Châtillon-en-Diois

· Châtillon en Diois est un village médiéval blotti au pied du Glandasse, (2041m), (falaises les plus méridionales du Vercors), au seuil de la Provence. Il marie, sous le même ciel, les charmes de la montagne et les avantages d'un climat ensoleillé. ·

Les trois clochers surmontent l'Eglise St Julien (XVIIIe), le Temple (XVIIIe- XIXe), et la tour de l'horloge (XVIIIe).

HISTOIRE DU TEMPLE DE CHÂTILLON-EN-DIOIS

 

Après la signature de l'Edit de Nantes en 1598, les Protestants pouvaient, faute de mieux, célébrer le Culte dans un local loué par la commune, mais ils attendaient avec impatience un temple, qui ne fut construit qu'en 1610. Malheureusement les persécutions ayant repris, le Parlement de Grenoble en 1683, deux ans avant la révocation de l'Edit de Nantes, ordonna par un arrêt la démolition du temple. 109 ans après, en 1792, la liberté des cultes étant retrouvée, on entreprit la reconstruction du temple actuel, mais les travaux avançant trop lentement au gré des Protestants, ceux-ci firent une pétition pour obtenir l'autorisation de partager l'usage de l'église avec les Catholiques. Bien que favorables à une telle décision qui symbolisait la Tolérance universelle et la fraternité entre leurs concitoyens, les conseillers refusèrent de donner l'autorisation considérant qu'il valait micux cn éviter les inconvénients susceptibles de troubler paix et union qui régnaient entre eux. En compensation les Protestants purent user de la cloche du Beffroi pour appeler les fidèles au Culte et la commune prit en charge les travaux d'achèvement du temple. En 1842, on ajouta les tribunes, et une cloche en 1847. Il possède une grande salle voûtée.L'ancienne entrée, à l'opposé de la porte actuelle,a donné son nom au "Viol du temple", une des ruelles étroites et caractéristiques de Châtillon.
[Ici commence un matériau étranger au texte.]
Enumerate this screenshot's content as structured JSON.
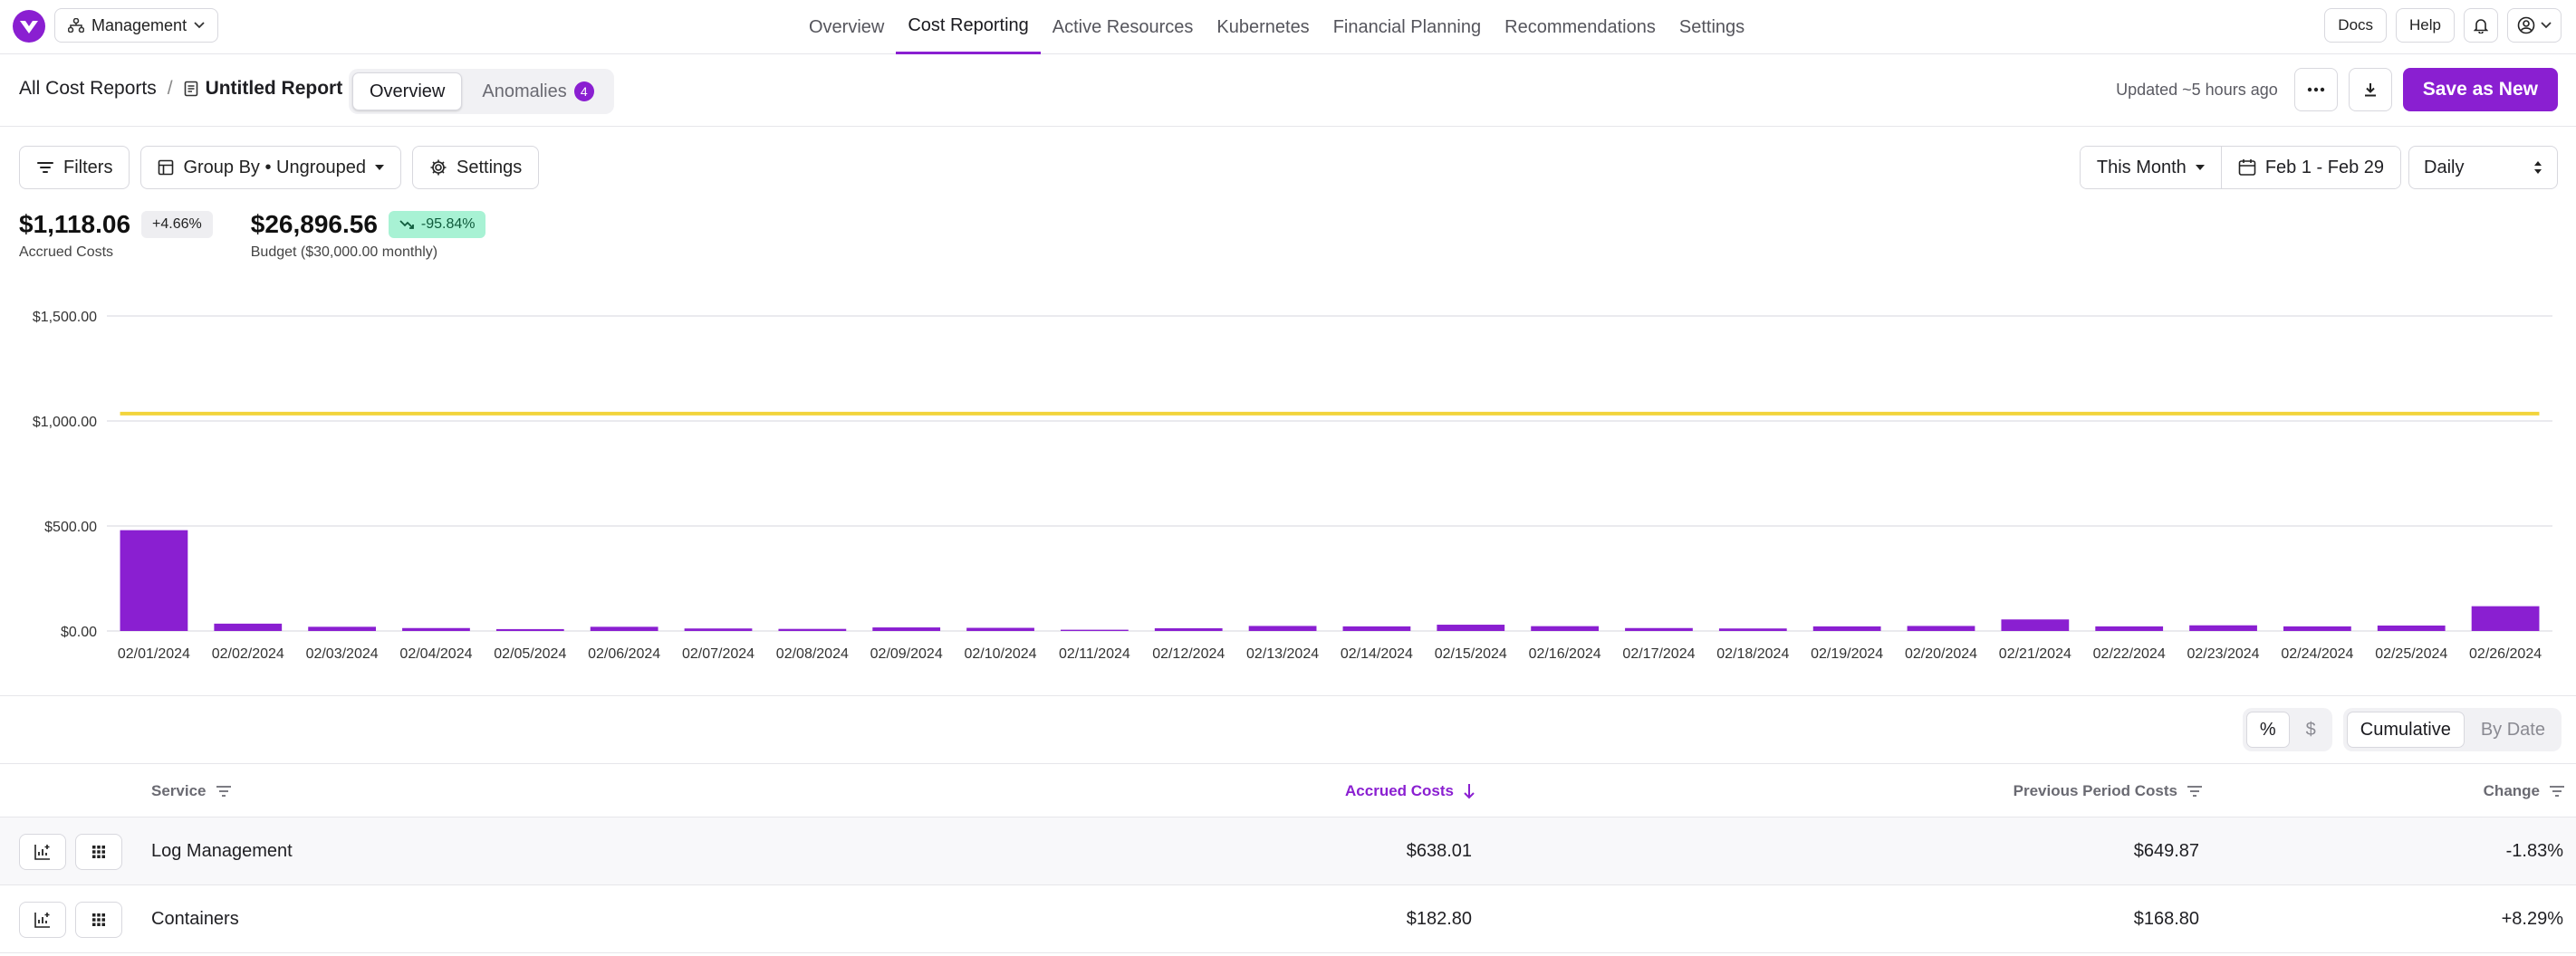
{
  "app": {
    "org_label": "Management",
    "nav": [
      "Overview",
      "Cost Reporting",
      "Active Resources",
      "Kubernetes",
      "Financial Planning",
      "Recommendations",
      "Settings"
    ],
    "active_nav_index": 1,
    "docs_label": "Docs",
    "help_label": "Help",
    "accent": "#8a1fd1"
  },
  "report": {
    "breadcrumb_root": "All Cost Reports",
    "title": "Untitled Report",
    "tabs": [
      {
        "label": "Overview"
      },
      {
        "label": "Anomalies",
        "count": "4"
      }
    ],
    "updated": "Updated ~5 hours ago",
    "save_label": "Save as New"
  },
  "toolbar": {
    "filters": "Filters",
    "group_by": "Group By • Ungrouped",
    "settings": "Settings",
    "period": "This Month",
    "range": "Feb 1 - Feb 29",
    "granularity": "Daily"
  },
  "stats": {
    "accrued": {
      "value": "$1,118.06",
      "change": "+4.66%",
      "label": "Accrued Costs"
    },
    "budget": {
      "value": "$26,896.56",
      "change": "-95.84%",
      "label": "Budget ($30,000.00 monthly)"
    }
  },
  "chart_data": {
    "type": "bar",
    "categories": [
      "02/01/2024",
      "02/02/2024",
      "02/03/2024",
      "02/04/2024",
      "02/05/2024",
      "02/06/2024",
      "02/07/2024",
      "02/08/2024",
      "02/09/2024",
      "02/10/2024",
      "02/11/2024",
      "02/12/2024",
      "02/13/2024",
      "02/14/2024",
      "02/15/2024",
      "02/16/2024",
      "02/17/2024",
      "02/18/2024",
      "02/19/2024",
      "02/20/2024",
      "02/21/2024",
      "02/22/2024",
      "02/23/2024",
      "02/24/2024",
      "02/25/2024",
      "02/26/2024"
    ],
    "values": [
      480,
      35,
      20,
      14,
      9,
      20,
      12,
      10,
      17,
      15,
      6,
      13,
      24,
      22,
      30,
      23,
      14,
      12,
      22,
      24,
      55,
      22,
      27,
      22,
      26,
      118
    ],
    "budget_line": 1035,
    "ylim": [
      0,
      1500
    ],
    "yticks": [
      0,
      500,
      1000,
      1500
    ],
    "ytick_labels": [
      "$0.00",
      "$500.00",
      "$1,000.00",
      "$1,500.00"
    ],
    "bar_color": "#8a1fd1",
    "budget_color": "#f2d43b",
    "grid": true
  },
  "view": {
    "percent": "%",
    "dollar": "$",
    "cumulative": "Cumulative",
    "by_date": "By Date"
  },
  "table": {
    "columns": [
      "Service",
      "Accrued Costs",
      "Previous Period Costs",
      "Change"
    ],
    "rows": [
      {
        "service": "Log Management",
        "accrued": "$638.01",
        "previous": "$649.87",
        "change": "-1.83%"
      },
      {
        "service": "Containers",
        "accrued": "$182.80",
        "previous": "$168.80",
        "change": "+8.29%"
      }
    ]
  }
}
La façade du monument, percée de quatre baies côté levant, donne une belle luminosité à l'ensemble de l'édifice.

Le beffroi, édifié au 16è siècle,présente en façade un décor géométrique peint et à l'intérieur, dans la montée d'escalier, des fresques à motifs floraux. Sa cloche appelait , au 18è siècle, les protestants au culte jusqu'à ce que leur nouveau temple fut achevé...

Les condamnés aux galères de Châtillon

ACHARD ou LACHARD ou PAULCHARD, Paul. Né vers 1717, fils de feu Paul et Victoire Magnan; cordonnier de Châtillon-en-Diois (26410). (voir si frère de Louis ) Condamné à Grenoble pour enlèvement de prédicant, le 9 février 1745, marqué G.A.L. au fer rouge à Die. Un des derniers galériens libérés, le 11 octobre 1775.
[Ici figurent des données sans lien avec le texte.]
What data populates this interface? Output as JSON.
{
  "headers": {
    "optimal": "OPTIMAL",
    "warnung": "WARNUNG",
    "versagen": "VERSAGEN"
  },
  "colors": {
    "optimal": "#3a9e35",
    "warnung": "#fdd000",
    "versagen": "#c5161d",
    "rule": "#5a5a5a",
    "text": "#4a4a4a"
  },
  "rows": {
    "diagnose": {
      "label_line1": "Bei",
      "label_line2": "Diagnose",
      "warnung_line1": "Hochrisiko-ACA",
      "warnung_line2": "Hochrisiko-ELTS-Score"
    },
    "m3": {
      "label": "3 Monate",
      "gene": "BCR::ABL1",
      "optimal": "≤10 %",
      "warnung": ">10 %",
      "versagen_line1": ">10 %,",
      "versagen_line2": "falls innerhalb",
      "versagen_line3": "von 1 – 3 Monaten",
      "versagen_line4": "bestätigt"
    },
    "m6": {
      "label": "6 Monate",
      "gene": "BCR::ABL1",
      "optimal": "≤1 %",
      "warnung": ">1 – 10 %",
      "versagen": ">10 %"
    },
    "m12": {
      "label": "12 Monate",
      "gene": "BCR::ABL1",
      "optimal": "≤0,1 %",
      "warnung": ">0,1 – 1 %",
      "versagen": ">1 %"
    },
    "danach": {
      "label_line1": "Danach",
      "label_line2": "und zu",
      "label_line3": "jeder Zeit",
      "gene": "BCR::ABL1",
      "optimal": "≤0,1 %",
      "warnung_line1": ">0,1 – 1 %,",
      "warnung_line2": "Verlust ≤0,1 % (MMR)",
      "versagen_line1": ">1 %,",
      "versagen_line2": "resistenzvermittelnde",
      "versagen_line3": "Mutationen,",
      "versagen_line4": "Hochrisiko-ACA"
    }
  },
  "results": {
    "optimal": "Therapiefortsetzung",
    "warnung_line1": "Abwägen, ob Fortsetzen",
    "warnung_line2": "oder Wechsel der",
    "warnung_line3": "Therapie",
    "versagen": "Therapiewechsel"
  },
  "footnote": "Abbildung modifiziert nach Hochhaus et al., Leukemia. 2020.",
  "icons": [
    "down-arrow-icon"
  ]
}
EYMERIC ou AIMERY ou EYMERY, Jean-Jacques. Né vers 1701, fils de feu Pierre et feue Jeanne Lutier, époux d'Elisabeth Romangal ; chapelier. De La Baume-des-Arnaud (05019). Condamné à Grenoble à 5 ans pour assemblée, le 2 avri11746. Libéré le 8 avri1 1751.

TOUREIL ou TUREL, Pierre. Né vers 1661, fils de Claude et Marthe Vassière ; cardeur. De Châtillon-en-Diois (26410). Condamné en Dauphiné comme Vaudois, le 10 décembre 1689. Mort à l'hôpital le 10 juillet 1690.
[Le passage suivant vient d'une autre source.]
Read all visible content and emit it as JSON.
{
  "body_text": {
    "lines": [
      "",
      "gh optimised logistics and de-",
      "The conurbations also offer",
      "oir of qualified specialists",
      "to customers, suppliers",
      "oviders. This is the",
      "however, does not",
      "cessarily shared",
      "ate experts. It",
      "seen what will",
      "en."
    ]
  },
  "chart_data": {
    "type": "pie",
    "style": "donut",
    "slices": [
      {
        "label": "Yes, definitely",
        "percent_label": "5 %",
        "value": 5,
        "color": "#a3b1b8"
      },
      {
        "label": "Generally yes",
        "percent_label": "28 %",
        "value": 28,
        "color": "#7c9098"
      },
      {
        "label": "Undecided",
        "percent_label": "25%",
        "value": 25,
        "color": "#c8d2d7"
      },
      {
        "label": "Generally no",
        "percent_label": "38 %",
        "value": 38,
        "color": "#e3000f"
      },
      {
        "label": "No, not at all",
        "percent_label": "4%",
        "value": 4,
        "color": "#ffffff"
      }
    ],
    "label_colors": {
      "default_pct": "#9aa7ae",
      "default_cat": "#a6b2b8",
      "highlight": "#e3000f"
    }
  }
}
AUDIBERT, Pierre. Faiseur de bas. Arrêté à Châtillon. De Nîmes (30000). Condamné à Montpellier le 16 septembre 1693. -

Michel TRUC, dans son livre: Petite histoire de Châtillon en Diois, a écrit : ...il faut ajouter, et c'est tout à l'honneur des Châtillonnais, qu'à quelque confession qu'ils appartinssent, ils vécurent toujours en bonne intelligence. Jamais aucune persécution ne fut l'œuvre des habitants du village.

Le 19 ou 20 janvier, le curé de Châtillon, apprenant que le pasteur Roland était dans une maison du bourg, auprès d'un malade, ameuta les paysans contre lui et le fit saisir au collet. Mais le cordonnier Paul Achard l'arracha de leurs mains. Aussitôt trois ou quatre brigades d'archers, accompagnées d'un détachement de soldats, se rendirent à Châtillon et s'emparèrent d'Achard , que le parlement condamna peu après (9 février) aux galères perpétuelles et qui fut flétri à Die. Les archers arrêtèrent plusieurs autres personnes de Châtillon, notamment Jean -Jacques Eymerie, et de là allèrent à Vinsobres, où ils se saisirent de beaucoup de protestants qui revenaient d'une assemblée.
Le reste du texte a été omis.